I'm trying to load and parse a simple utf-8-encoded XML file in javascript using node and the xpath and xmldom packages. There are no XML namespaces used and the same XML parsed when converted to ASCII. I can see in the debugger in VS Code that the string has embedded spaces in between each character (surely due to loading the utf-8 file incorrectly) but I can't find a way to properly load and parse the utf-8 file.
Code:
var xpath = require('xpath')
, dom = require('xmldom').DOMParser;
const fs = require('fs');
var myXml = "path_to_my_file.xml";
var xmlContents = fs.readFileSync(myXml, 'utf8').toString();
// this line causes errors parsing every single tag as the tag names have spaces in them from improper utf-8 decoding
var doc = new dom().parseFromString(xmlContents, 'application/xml');
var cvNode = xpath.select1("//MyTag", doc);
console.log(cvNode.textContent);
The code works fine if the file is ASCII (textContent has the proper data), but if it is UTF-8 then there are a number of parsing errors and cvNode is undefined.

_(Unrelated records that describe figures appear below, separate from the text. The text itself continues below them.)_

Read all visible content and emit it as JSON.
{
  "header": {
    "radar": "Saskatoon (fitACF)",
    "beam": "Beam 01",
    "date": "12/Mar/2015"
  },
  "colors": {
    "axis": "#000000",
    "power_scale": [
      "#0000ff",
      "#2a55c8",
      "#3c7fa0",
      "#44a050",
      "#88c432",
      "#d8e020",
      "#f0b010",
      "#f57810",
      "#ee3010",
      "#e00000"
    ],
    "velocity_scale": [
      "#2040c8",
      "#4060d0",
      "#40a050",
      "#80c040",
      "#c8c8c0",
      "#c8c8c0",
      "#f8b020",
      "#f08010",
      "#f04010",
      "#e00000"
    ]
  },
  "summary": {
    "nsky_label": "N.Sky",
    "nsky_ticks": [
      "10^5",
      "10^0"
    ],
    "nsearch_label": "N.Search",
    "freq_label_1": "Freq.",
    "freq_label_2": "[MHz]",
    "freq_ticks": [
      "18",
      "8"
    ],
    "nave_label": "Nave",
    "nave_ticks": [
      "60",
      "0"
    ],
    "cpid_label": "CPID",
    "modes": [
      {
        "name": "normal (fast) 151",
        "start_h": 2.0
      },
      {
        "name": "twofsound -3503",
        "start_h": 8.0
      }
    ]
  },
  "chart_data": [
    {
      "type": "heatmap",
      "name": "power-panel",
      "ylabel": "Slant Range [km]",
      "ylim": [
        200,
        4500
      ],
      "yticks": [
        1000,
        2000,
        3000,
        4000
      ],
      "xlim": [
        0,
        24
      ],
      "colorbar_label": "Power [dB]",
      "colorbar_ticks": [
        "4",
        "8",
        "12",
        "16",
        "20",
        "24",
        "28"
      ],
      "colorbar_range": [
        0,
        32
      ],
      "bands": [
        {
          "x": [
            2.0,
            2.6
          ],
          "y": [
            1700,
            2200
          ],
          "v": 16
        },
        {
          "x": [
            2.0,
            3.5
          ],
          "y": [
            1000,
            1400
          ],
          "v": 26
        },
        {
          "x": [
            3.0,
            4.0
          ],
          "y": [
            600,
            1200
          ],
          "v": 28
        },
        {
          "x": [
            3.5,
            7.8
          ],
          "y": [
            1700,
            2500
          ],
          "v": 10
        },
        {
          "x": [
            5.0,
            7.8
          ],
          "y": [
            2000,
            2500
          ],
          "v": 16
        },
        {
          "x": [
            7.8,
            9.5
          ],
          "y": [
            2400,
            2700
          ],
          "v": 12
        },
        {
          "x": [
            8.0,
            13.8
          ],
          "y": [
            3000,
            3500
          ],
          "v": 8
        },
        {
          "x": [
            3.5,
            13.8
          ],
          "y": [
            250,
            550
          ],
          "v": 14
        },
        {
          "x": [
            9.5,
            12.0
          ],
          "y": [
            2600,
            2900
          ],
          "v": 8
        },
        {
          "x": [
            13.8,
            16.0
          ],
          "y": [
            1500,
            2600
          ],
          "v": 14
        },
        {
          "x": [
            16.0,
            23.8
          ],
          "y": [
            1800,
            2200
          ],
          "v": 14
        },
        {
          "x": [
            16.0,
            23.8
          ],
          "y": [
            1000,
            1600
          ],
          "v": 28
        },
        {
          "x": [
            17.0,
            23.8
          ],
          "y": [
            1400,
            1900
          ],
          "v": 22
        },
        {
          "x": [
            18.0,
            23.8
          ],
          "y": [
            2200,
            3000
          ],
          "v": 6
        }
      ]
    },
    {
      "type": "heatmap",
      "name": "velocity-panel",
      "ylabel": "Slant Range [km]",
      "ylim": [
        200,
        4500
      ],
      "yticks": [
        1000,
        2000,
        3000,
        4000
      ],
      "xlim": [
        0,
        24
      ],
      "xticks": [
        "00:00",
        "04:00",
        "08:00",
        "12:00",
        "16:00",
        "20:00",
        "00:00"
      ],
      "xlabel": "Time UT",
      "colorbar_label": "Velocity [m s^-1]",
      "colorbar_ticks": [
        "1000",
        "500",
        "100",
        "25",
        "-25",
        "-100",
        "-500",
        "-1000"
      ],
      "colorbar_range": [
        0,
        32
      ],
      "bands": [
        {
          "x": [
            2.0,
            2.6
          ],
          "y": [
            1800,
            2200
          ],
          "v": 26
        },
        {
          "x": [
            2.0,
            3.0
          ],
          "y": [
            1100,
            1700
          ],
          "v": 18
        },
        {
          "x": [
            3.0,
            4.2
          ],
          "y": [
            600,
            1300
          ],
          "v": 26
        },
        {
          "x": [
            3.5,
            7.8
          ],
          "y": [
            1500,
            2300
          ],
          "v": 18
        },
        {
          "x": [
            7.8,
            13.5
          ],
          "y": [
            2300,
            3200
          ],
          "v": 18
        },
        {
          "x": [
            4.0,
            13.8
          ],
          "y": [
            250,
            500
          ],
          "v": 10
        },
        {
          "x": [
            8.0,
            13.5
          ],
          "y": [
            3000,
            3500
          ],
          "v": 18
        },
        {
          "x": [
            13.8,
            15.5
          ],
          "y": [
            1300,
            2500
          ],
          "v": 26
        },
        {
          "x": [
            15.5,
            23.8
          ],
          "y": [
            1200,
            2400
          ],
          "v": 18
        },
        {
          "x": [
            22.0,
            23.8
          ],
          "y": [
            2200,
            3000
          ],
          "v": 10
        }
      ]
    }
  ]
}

Is there a proper way to parse UTF-8 XML in node/javascript? I can't for the life of me find a decent example.
'utf8'without the minus? That is the correct value to use for utf-8 encoding in this API. On the other hand, when you see additional white spaces between each letter this suggests that the file isn't actually encoded using utf-8 but uses an encoding with 16 bits base. Have you tried'utf16le'?